Chief investigator Cpt Jason Neubauer said its priority would be recovering debris, and precautions would be taken in case human remains are found.

Speaking on Sunday, he also said the investigation would be able to recommend civil or criminal charges.

The Titan was on a dive to the Titanic wreck on 18 June when it imploded, killing all five people on board.

Cpt Neubauer told reporters in Boston that the US Coast Guard had convened its highest level of investigation.

He said it would would try to establish what caused the disaster, and make recommendations to prevent future tragedies. He added that it would be run jointly with Canadian, UK and French authorities.

The investigation is currently in its initial phase and efforts to recover the wreckage of the sub are ongoing. So far, five major pieces have been found 3,800m (12,467ft) below the surface in a large debris field near the bow of the Titanic.

Cpt Neubauer said investigators would be taking “all precautions” if they discover human remains.

He said the investigation could lead to tougher regulations and safety recommendations for submersibles, but could not confirm how long it would take to complete.

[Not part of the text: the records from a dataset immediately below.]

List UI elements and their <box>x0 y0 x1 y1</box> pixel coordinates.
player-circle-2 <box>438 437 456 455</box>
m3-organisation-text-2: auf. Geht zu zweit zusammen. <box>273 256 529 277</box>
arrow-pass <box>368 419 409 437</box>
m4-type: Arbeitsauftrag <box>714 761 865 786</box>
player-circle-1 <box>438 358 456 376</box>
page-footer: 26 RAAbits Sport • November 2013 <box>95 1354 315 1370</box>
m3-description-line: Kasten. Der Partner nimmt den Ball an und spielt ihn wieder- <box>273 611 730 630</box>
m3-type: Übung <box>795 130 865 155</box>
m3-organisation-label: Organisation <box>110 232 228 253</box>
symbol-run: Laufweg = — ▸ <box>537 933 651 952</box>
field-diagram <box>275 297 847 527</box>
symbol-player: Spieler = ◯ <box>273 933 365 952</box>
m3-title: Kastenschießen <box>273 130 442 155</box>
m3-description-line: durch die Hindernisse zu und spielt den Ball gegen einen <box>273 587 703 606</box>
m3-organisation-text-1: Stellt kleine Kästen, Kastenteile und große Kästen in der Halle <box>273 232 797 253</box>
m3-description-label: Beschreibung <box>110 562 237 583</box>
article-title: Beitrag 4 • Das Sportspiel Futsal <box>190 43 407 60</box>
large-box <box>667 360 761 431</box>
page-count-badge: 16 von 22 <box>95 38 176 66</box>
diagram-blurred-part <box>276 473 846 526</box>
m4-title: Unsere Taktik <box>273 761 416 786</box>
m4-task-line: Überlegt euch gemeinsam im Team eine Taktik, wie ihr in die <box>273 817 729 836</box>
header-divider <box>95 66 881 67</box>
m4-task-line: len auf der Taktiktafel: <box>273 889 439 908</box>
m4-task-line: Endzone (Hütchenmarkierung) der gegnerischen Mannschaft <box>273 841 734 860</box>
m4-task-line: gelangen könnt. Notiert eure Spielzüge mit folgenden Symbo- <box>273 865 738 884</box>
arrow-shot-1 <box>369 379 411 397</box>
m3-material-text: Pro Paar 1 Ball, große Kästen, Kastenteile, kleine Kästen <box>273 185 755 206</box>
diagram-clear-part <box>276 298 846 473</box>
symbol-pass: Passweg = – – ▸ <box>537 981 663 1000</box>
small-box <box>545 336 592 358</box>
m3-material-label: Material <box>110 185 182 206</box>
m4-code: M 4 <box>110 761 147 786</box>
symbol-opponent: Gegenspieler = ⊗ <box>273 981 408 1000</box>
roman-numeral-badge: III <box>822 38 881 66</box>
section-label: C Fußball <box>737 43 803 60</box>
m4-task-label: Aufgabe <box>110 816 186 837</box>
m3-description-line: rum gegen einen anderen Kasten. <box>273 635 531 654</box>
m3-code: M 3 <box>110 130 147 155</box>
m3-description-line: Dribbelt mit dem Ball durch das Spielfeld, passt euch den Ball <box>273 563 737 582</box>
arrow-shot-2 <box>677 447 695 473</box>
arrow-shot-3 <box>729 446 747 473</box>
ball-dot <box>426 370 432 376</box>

Once all evidence has been collected, Cpt Neubauer said investigators would likely hold a formal hearing to get witness testimony.

He added that interviews were already being conducted in the Canadian city of St John’s, where the Titan’s support vessel, the Polar Prince launched and towed the submersible into the North Atlantic Ocean.

Canadian investigators boarded the support ship on Saturday as part of their own investigation into the disaster.

US Coast Guard Rear Admiral John Mauger, who also spoke to reporters, was asked about the cost of the search and rescue operation but declined to answer.

He said it was not policy to charge for search and rescue and the service does not put a cost on human life or rescuing people in the “dangerous environment” of the ocean, adding “we always answer the call”.

“We conduct disciplined operations with warranted risk to put our resources and lives at risk to save others. That’s who we are.”